Investigation of fine viscous flow fields in ship planar motion mechanism tests by DDES and RANS methods

Abstract

The fine large separated flow is a focus in the naval architecture and ocean engineering. In the present study, the CFD solver, naoe-FOAM-SJTU, coupled with delayed detached-eddy simulation (DDES) and Reynolds Averaged Navier-Stokes (RANS) is adopted to simulate the fine viscous flow field in the ship planar motion mechanism (PMM) tests for the benchmark model Yupeng Ship. This paper compares the time histories of forces/moment acting on the hull and their oscillation frequency obtained by Fast Fourier Transform. The predicted results are in good agreement with the experimental data.
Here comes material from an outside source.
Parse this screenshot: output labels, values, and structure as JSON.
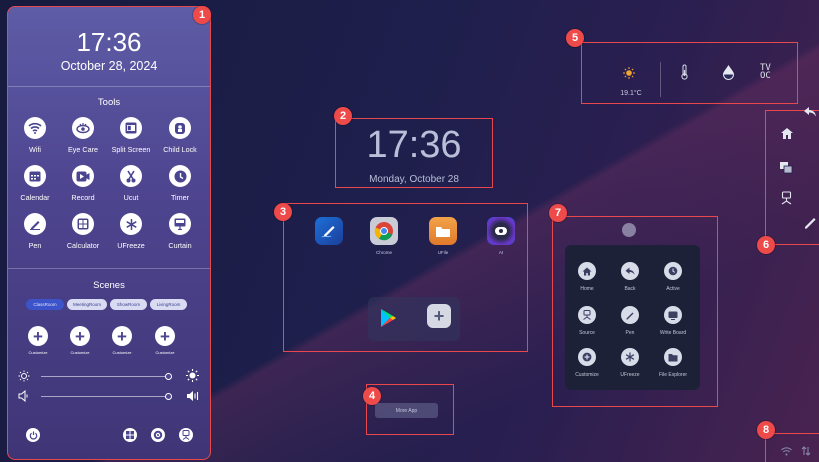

By comparing the turbulent kinetic energy (TKE) and eddy viscosity coefficient calculated by both numerical methods, the results show that the TKE and eddy viscosity coefficient obtained by DDES method are much less than that achieved by RANS approach. The capacity of four vortex identification methods to capture vortex structures is analyzed in this paper, indicating that the third generation of vortex identification methods (ΩR and Liutex methods) are more suitable for analyzing the flow mechanism in the viscous large separated flow field. The axial Liutex and streamlines on the cutting planes are used to depict the flow around the hull.